Mercedes, for example, plans to use fewer specialized chips in coming models and more standardized semiconductors, and to write its own software, said Markus Schäfer, a member of the German carmaker’s management board who oversees procurement.

In the future, Mercedes will “make sure we have customized, standardized chips in the car,” Mr. Schäfer said in an interview on Wednesday. “Not one thousand different chips.”

Mercedes will also design its own vehicle hardware, he said. Without mentioning Tesla, Mr. Schäfer added, “Probably some others were earlier going down this road.”

Doing more on its own also helps explain why Tesla avoided shortages of batteries, which have limited companies like Ford and G.M. from selling lots of electric cars. In 2014, when most carmakers were still debating whether electric vehicles would ever amount to anything, Tesla broke ground on what it called a gigafactory outside Reno, Nev., to produce batteries with its partner, Panasonic. Now, that factory helps ensure a reliable supply.

“It was a big risk,” said Ryan Melsert, a former Tesla executive who was involved in construction of the Nevada plant. “But because they have made decisions early on to bring things in house, they have much more control over their own fate.”
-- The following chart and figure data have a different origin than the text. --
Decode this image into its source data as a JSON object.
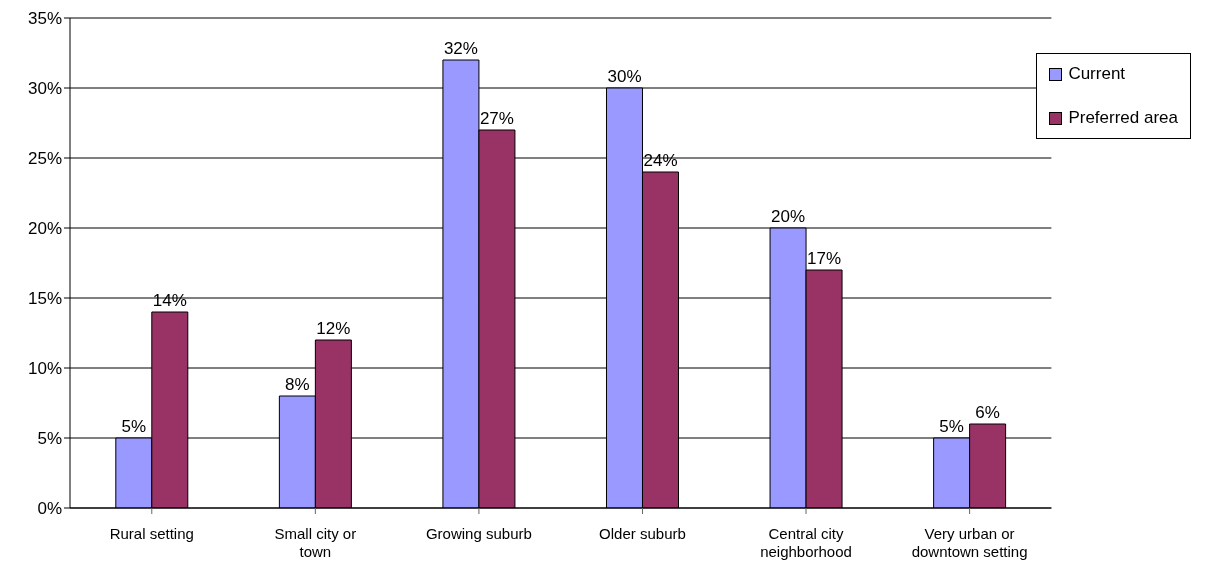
{
  "chart_data": {
    "type": "bar",
    "categories": [
      "Rural setting",
      "Small city or town",
      "Growing suburb",
      "Older suburb",
      "Central city neighborhood",
      "Very urban or downtown setting"
    ],
    "series": [
      {
        "name": "Current",
        "color": "#9999ff",
        "values": [
          5,
          8,
          32,
          30,
          20,
          5
        ],
        "value_labels": [
          "5%",
          "8%",
          "32%",
          "30%",
          "20%",
          "5%"
        ]
      },
      {
        "name": "Preferred area",
        "color": "#993366",
        "values": [
          14,
          12,
          27,
          24,
          17,
          6
        ],
        "value_labels": [
          "14%",
          "12%",
          "27%",
          "24%",
          "17%",
          "6%"
        ]
      }
    ],
    "ylim": [
      0,
      35
    ],
    "yticks": [
      {
        "value": 0,
        "label": "0%"
      },
      {
        "value": 5,
        "label": "5%"
      },
      {
        "value": 10,
        "label": "10%"
      },
      {
        "value": 15,
        "label": "15%"
      },
      {
        "value": 20,
        "label": "20%"
      },
      {
        "value": 25,
        "label": "25%"
      },
      {
        "value": 30,
        "label": "30%"
      },
      {
        "value": 35,
        "label": "35%"
      }
    ],
    "grid": "y",
    "legend": "top right"
  }
}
As Professor Cohen of Wharton pointed out, Tesla’s approach is in many ways a throwback to the early days of the automobile, when Ford owned its own steel plants and rubber plantations. In recent decades, the conventional auto wisdom had it that manufacturers should concentrate on design and final assembly and farm out the rest to suppliers. That strategy helped reduce how much money big players tied up in factories, but left them vulnerable to supply chain turmoil.